I only heard his nonchalant “Ah! indeed!” when, with a hot flush on my cheek, and an angry resentment in my heart, I rose, and without a word of adieu left them, and walked across the street to the Union. I knew they could see me from the window, and I fancied them laughing at my discomfiture. I was just debating whether I would leave the Springs and continue my tour of travel alone, or stay there and make love to Miss Finnock, when I saw the little flat face and wide eyes of the lady in question peeping out the parlor door. As I approached she smiled a froggy little smile, and said:
“Have you seen my brother or Mr. Marshman?
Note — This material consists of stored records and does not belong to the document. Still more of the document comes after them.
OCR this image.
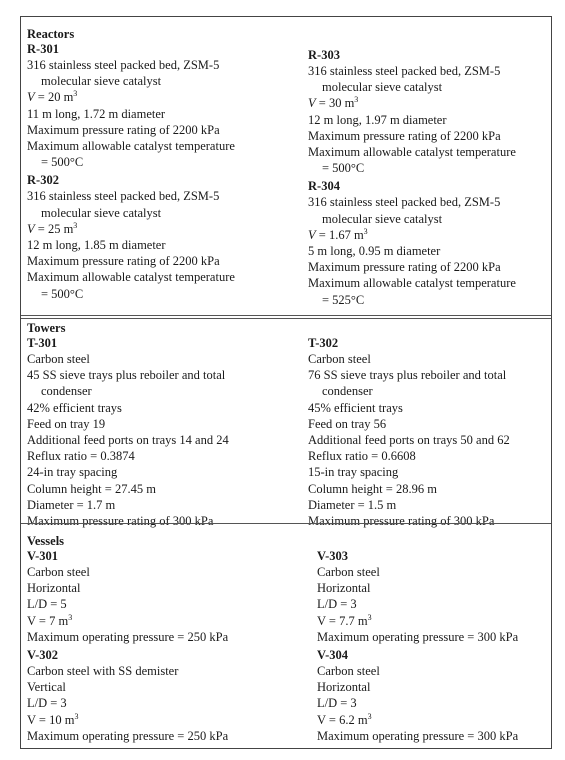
Reactors
R-301
316 stainless steel packed bed, ZSM-5
molecular sieve catalyst
V = 20 $m^3$
11 m long, 1.72 m diameter
Maximum pressure rating of 2200 kPa
Maximum allowable catalyst temperature
= 500°C
R-302
316 stainless steel packed bed, ZSM-5
molecular sieve catalyst
V = 25 $m^3$
12 m long, 1.85 m diameter
Maximum pressure rating of 2200 kPa
Maximum allowable catalyst temperature
= 500°C
R-303
316 stainless steel packed bed, ZSM-5
molecular sieve catalyst
V = 30 $m^3$
12 m long, 1.97 m diameter
Maximum pressure rating of 2200 kPa
Maximum allowable catalyst temperature
= 500°C
R-304
316 stainless steel packed bed, ZSM-5
molecular sieve catalyst
V = 1.67 $m^3$
5 m long, 0.95 m diameter
Maximum pressure rating of 2200 kPa
Maximum allowable catalyst temperature
= 525°C
Towers
T-301
Carbon steel
45 SS sieve trays plus reboiler and total
condenser
42% efficient trays
Feed on tray 19
Additional feed ports on trays 14 and 24
Reflux ratio = 0.3874
24-in tray spacing
Column height = 27.45 m
Diameter = 1.7 m
Maximum pressure rating of 300 kPa
T-302
Carbon steel
76 SS sieve trays plus reboiler and total
condenser
45% efficient trays
Feed on tray 56
Additional feed ports on trays 50 and 62
Reflux ratio = 0.6608
15-in tray spacing
Column height = 28.96 m
Diameter = 1.5 m
Maximum pressure rating of 300 kPa
Vessels
V-301
Carbon steel
Horizontal
L/D = 5
V = 7 $m^3$
Maximum operating pressure = 250 kPa
V-302
Carbon steel with SS demister
Vertical
L/D = 3
V = 10 $m^3$
Maximum operating pressure = 250 kPa
V-303
Carbon steel
Horizontal
L/D = 3
V = 7.7 $m^3$
Maximum operating pressure = 300 kPa
V-304
Carbon steel
Horizontal
L/D = 3
V = 6.2 $m^3$
Maximum operating pressure = 300 kPa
I have been expecting them some time.”
“No, indeed,” I replied, offering my arm; “shall we go in search of them, or wait here in the parlor?”
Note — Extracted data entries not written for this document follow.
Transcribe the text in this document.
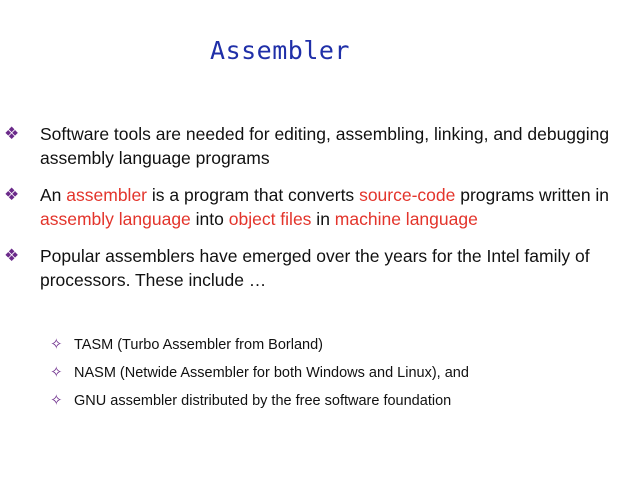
Assembler
❖	Software tools are needed for editing, assembling, linking, and debugging assembly language programs
❖	An assembler is a program that converts source-code programs written in assembly language into object files in machine language
❖	Popular assemblers have emerged over the years for the Intel family of processors. These include …
✧ TASM (Turbo Assembler from Borland)
✧ NASM (Netwide Assembler for both Windows and Linux), and
✧ GNU assembler distributed by the free software foundation
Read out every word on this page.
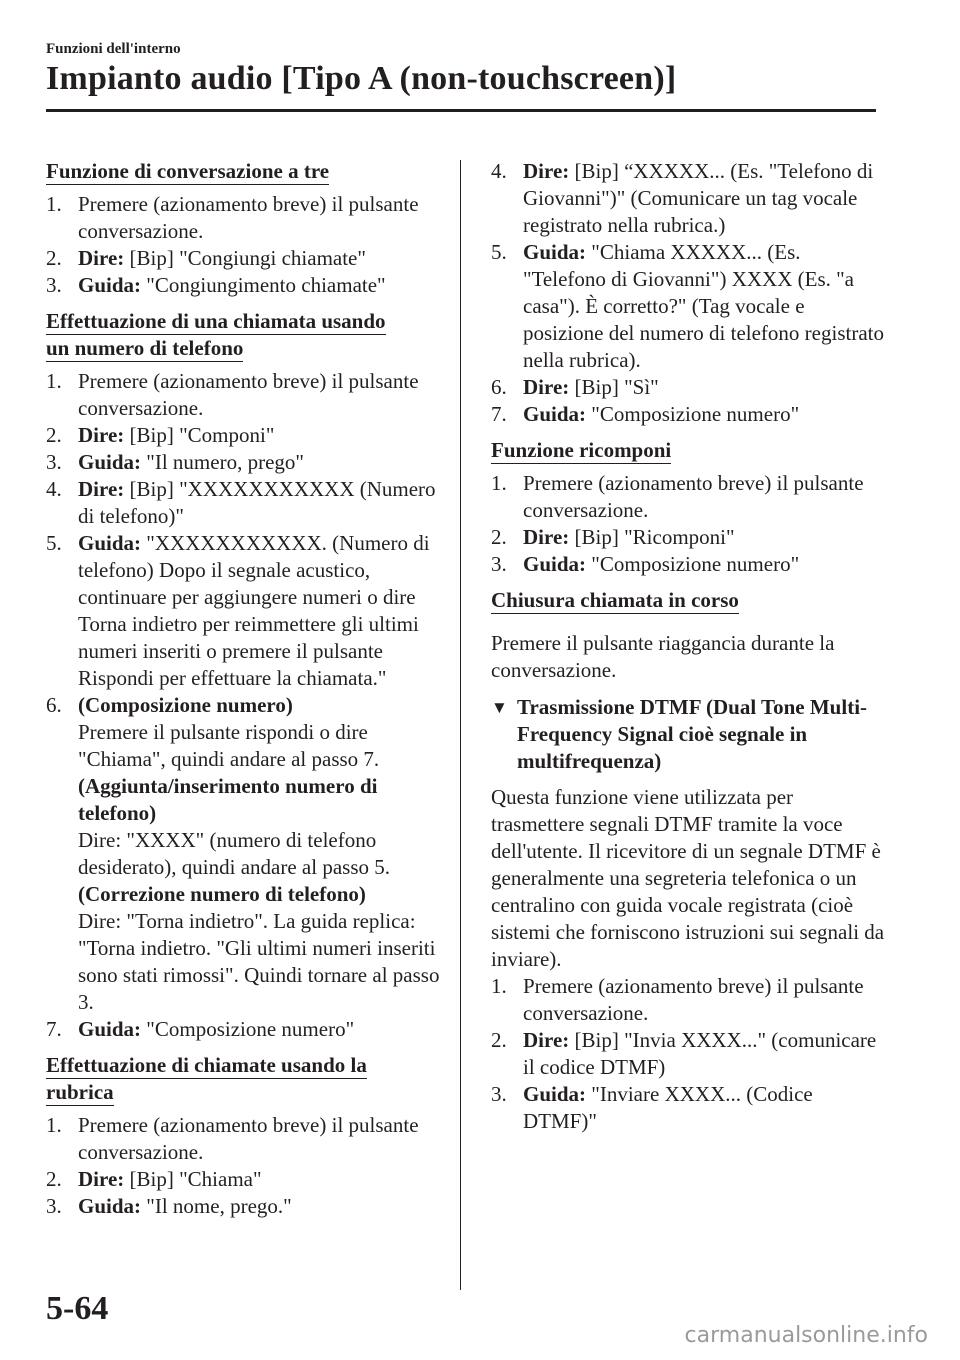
Funzioni dell'interno
Impianto audio [Tipo A (non-touchscreen)]
Funzione di conversazione a tre
1. Premere (azionamento breve) il pulsante conversazione.
2. Dire: [Bip] "Congiungi chiamate"
3. Guida: "Congiungimento chiamate"
Effettuazione di una chiamata usando
un numero di telefono
1. Premere (azionamento breve) il pulsante conversazione.
2. Dire: [Bip] "Componi"
3. Guida: "Il numero, prego"
4. Dire: [Bip] "XXXXXXXXXXX (Numero di telefono)"
5. Guida: "XXXXXXXXXXX. (Numero di telefono) Dopo il segnale acustico, continuare per aggiungere numeri o dire Torna indietro per reimmettere gli ultimi numeri inseriti o premere il pulsante Rispondi per effettuare la chiamata."
6. (Composizione numero)
Premere il pulsante rispondi o dire "Chiama", quindi andare al passo 7.
(Aggiunta/inserimento numero di telefono)
Dire: "XXXX" (numero di telefono desiderato), quindi andare al passo 5.
(Correzione numero di telefono)
Dire: "Torna indietro". La guida replica: "Torna indietro. "Gli ultimi numeri inseriti sono stati rimossi". Quindi tornare al passo 3.
7. Guida: "Composizione numero"
Effettuazione di chiamate usando la
rubrica
1. Premere (azionamento breve) il pulsante conversazione.
2. Dire: [Bip] "Chiama"
3. Guida: "Il nome, prego."
4. Dire: [Bip] “XXXXX... (Es. "Telefono di Giovanni")" (Comunicare un tag vocale registrato nella rubrica.)
5. Guida: "Chiama XXXXX... (Es. "Telefono di Giovanni") XXXX (Es. "a casa"). È corretto?" (Tag vocale e posizione del numero di telefono registrato nella rubrica).
6. Dire: [Bip] "Sì"
7. Guida: "Composizione numero"
Funzione ricomponi
1. Premere (azionamento breve) il pulsante conversazione.
2. Dire: [Bip] "Ricomponi"
3. Guida: "Composizione numero"
Chiusura chiamata in corso
Premere il pulsante riaggancia durante la conversazione.
▼ Trasmissione DTMF (Dual Tone Multi-Frequency Signal cioè segnale in multifrequenza)
Questa funzione viene utilizzata per trasmettere segnali DTMF tramite la voce dell'utente. Il ricevitore di un segnale DTMF è generalmente una segreteria telefonica o un centralino con guida vocale registrata (cioè sistemi che forniscono istruzioni sui segnali da inviare).
1. Premere (azionamento breve) il pulsante conversazione.
2. Dire: [Bip] "Invia XXXX..." (comunicare il codice DTMF)
3. Guida: "Inviare XXXX... (Codice DTMF)"
5-64
carmanualsonline.info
“We had best wait, perhaps,” she said, glancing toward two chairs in a shaded corner.
We took our seats, and her ceaseless little tongue began:
“Oh! Mr. Smith, you should have been with us this morning.”
“Why and where?” I said, affecting Laconicism.
“Mrs. Marshman and I walked out to the Indian encampment near here, and we saw there such an interesting old woman. She claims to be of the royal line of chiefs, and, in her broken way, talks very prettily of the encroachments of the whites upon the hunting grounds of her fathers.”
“To one of your poetic temperament, Miss Finnock,” I replied, “she must indeed be an object of interest. What a romantic sadness attaches itself to a contemplation of the destiny of these forest children! Poor, fading race! A few squalid beggars are all that are left of the legions of feather-decked warriors who once fought their battles here. Ever receding before the resistless march of civilization, the last tribe will soon chant their death-song on the shores of the Pacific, and sink with the setting sun in its waves.”